When you're an actor, or any other type of performer who needs to be heard, your voice is one of your most valuable tools.

It is your job as an actor to engage the audience. That means that you need to keep the people who are watching involved and interested in your performance. There is nothing worse to an audience than not being able to hear or understand what is being said.

Actors train hard to make sure their voices are loud enough to fill a theatre. Making your voice loud is called projection. To be an actor, you must learn to speak loudly, or project your voice, without damaging your throat or losing your voice. You know how it feels if you've been yelling a lot! Actors practise centering their voices so they don't hurt themselves, even if they have to speak loudly on stage day after day.
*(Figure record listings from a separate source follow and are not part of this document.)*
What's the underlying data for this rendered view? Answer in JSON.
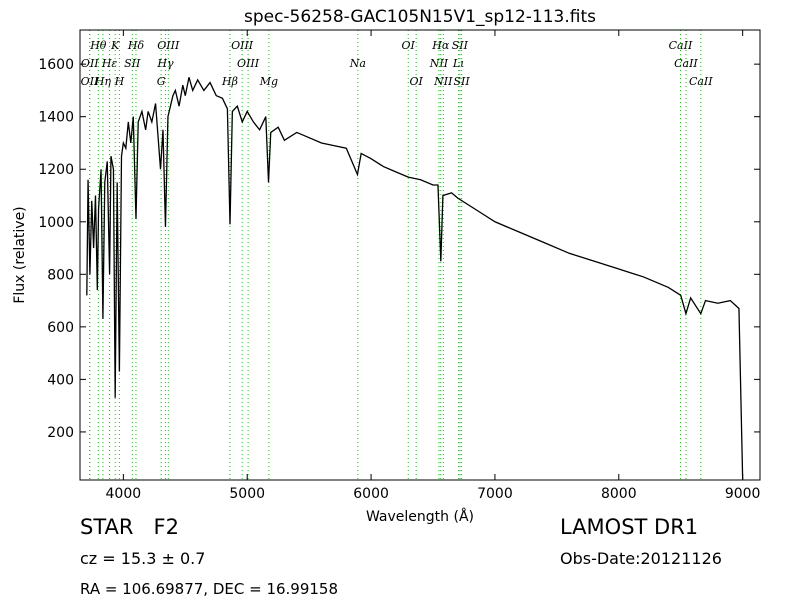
{
  "chart_data": {
    "type": "line",
    "title": "spec-56258-GAC105N15V1_sp12-113.fits",
    "x_label": "Wavelength (Å)",
    "y_label": "Flux (relative)",
    "xlim": [
      3650,
      9140
    ],
    "ylim": [
      17,
      1730
    ],
    "xticks": [
      4000,
      5000,
      6000,
      7000,
      8000,
      9000
    ],
    "yticks": [
      200,
      400,
      600,
      800,
      1000,
      1200,
      1400,
      1600
    ],
    "grid": false,
    "color": "#000000",
    "line_color": "#33aa33",
    "x": [
      3705,
      3715,
      3730,
      3745,
      3760,
      3775,
      3790,
      3800,
      3820,
      3835,
      3850,
      3870,
      3889,
      3900,
      3920,
      3934,
      3950,
      3968,
      3985,
      4000,
      4020,
      4040,
      4060,
      4080,
      4102,
      4120,
      4150,
      4180,
      4200,
      4230,
      4260,
      4300,
      4320,
      4340,
      4360,
      4400,
      4420,
      4450,
      4480,
      4500,
      4530,
      4560,
      4600,
      4650,
      4700,
      4750,
      4800,
      4840,
      4861,
      4880,
      4920,
      4960,
      5000,
      5050,
      5100,
      5150,
      5172,
      5190,
      5250,
      5300,
      5400,
      5500,
      5600,
      5700,
      5800,
      5890,
      5920,
      6000,
      6100,
      6200,
      6300,
      6400,
      6500,
      6540,
      6563,
      6580,
      6650,
      6700,
      6800,
      6900,
      7000,
      7200,
      7400,
      7600,
      7800,
      8000,
      8200,
      8400,
      8500,
      8542,
      8580,
      8662,
      8700,
      8800,
      8900,
      8970,
      9000
    ],
    "values": [
      720,
      1160,
      800,
      1080,
      900,
      1100,
      740,
      1050,
      1200,
      630,
      1150,
      1230,
      800,
      1250,
      1200,
      330,
      1150,
      430,
      1250,
      1300,
      1280,
      1380,
      1300,
      1400,
      1010,
      1380,
      1420,
      1350,
      1420,
      1380,
      1450,
      1200,
      1350,
      980,
      1400,
      1480,
      1500,
      1440,
      1520,
      1480,
      1550,
      1500,
      1540,
      1500,
      1530,
      1480,
      1470,
      1430,
      990,
      1420,
      1440,
      1380,
      1420,
      1380,
      1350,
      1400,
      1150,
      1340,
      1360,
      1310,
      1340,
      1320,
      1300,
      1290,
      1280,
      1180,
      1260,
      1240,
      1210,
      1190,
      1170,
      1160,
      1140,
      1140,
      850,
      1100,
      1110,
      1090,
      1060,
      1030,
      1000,
      960,
      920,
      880,
      850,
      820,
      790,
      750,
      720,
      650,
      710,
      650,
      700,
      690,
      700,
      670,
      20
    ],
    "lines": [
      {
        "label": "OII",
        "wavelength": 3727
      },
      {
        "label": "OII",
        "wavelength": 3729
      },
      {
        "label": "Hθ",
        "wavelength": 3798
      },
      {
        "label": "Hη",
        "wavelength": 3835
      },
      {
        "label": "Hε",
        "wavelength": 3889
      },
      {
        "label": "K",
        "wavelength": 3934
      },
      {
        "label": "H",
        "wavelength": 3968
      },
      {
        "label": "SII",
        "wavelength": 4072
      },
      {
        "label": "Hδ",
        "wavelength": 4102
      },
      {
        "label": "G",
        "wavelength": 4305
      },
      {
        "label": "Hγ",
        "wavelength": 4340
      },
      {
        "label": "OIII",
        "wavelength": 4363
      },
      {
        "label": "Hβ",
        "wavelength": 4861
      },
      {
        "label": "OIII",
        "wavelength": 4959
      },
      {
        "label": "OIII",
        "wavelength": 5007
      },
      {
        "label": "Mg",
        "wavelength": 5175
      },
      {
        "label": "Na",
        "wavelength": 5893
      },
      {
        "label": "OI",
        "wavelength": 6300
      },
      {
        "label": "OI",
        "wavelength": 6364
      },
      {
        "label": "NII",
        "wavelength": 6548
      },
      {
        "label": "Hα",
        "wavelength": 6563
      },
      {
        "label": "NII",
        "wavelength": 6583
      },
      {
        "label": "Lι",
        "wavelength": 6707
      },
      {
        "label": "SII",
        "wavelength": 6717
      },
      {
        "label": "SII",
        "wavelength": 6731
      },
      {
        "label": "CaII",
        "wavelength": 8498
      },
      {
        "label": "CaII",
        "wavelength": 8542
      },
      {
        "label": "CaII",
        "wavelength": 8662
      }
    ],
    "annotations": {
      "object": "STAR   F2",
      "cz": "cz = 15.3 ± 0.7",
      "coords": "RA = 106.69877, DEC = 16.99158",
      "survey": "LAMOST DR1",
      "date": "Obs-Date:20121126"
    }
  }
}
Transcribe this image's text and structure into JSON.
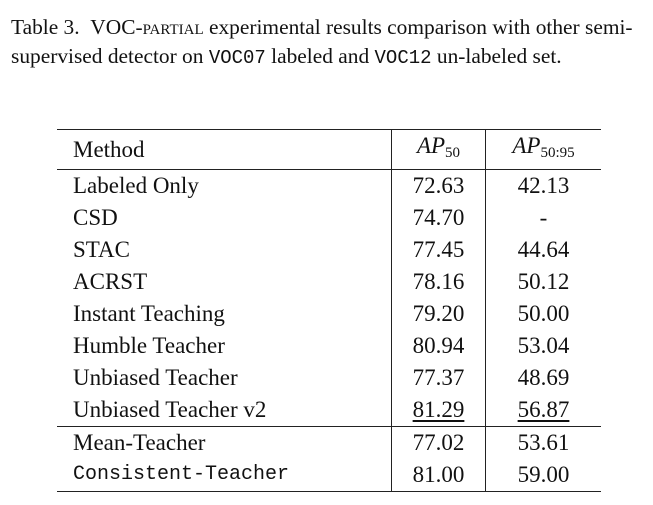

You might also have noticed that actors exercise their mouths and faces to make sure they speak clearly and can pronounce words properly. Speaking words clearly is called articulation.

Not all characters in plays sound the same. An actor also knows how to change his or her voice so that it suits a character:

  • You can change your voice's rhythm, which means how fast you speak, how long or short you make words or parts of words, and which parts you stress.
  • You can change your voice's pitch, making it higher or lower.
  • You can also change the tone of your voice, making it sound flat and boring, or highly excited and enthusiastic (or anywhere in between).

This is how the voice can communicate even without words. You can often tell what people are saying and what they are thinking, just by how they say it, even if they are speaking in a different language.

Another way your voice can help create a character is by using a different accent. Very good actors can hear an accent or the way a person speaks, and copy it almost immediately without even thinking. Like with any worthwhile skill, you have to practise!

The better you train your voice to be loud, clear and have variety, the more interesting you will be to an audience.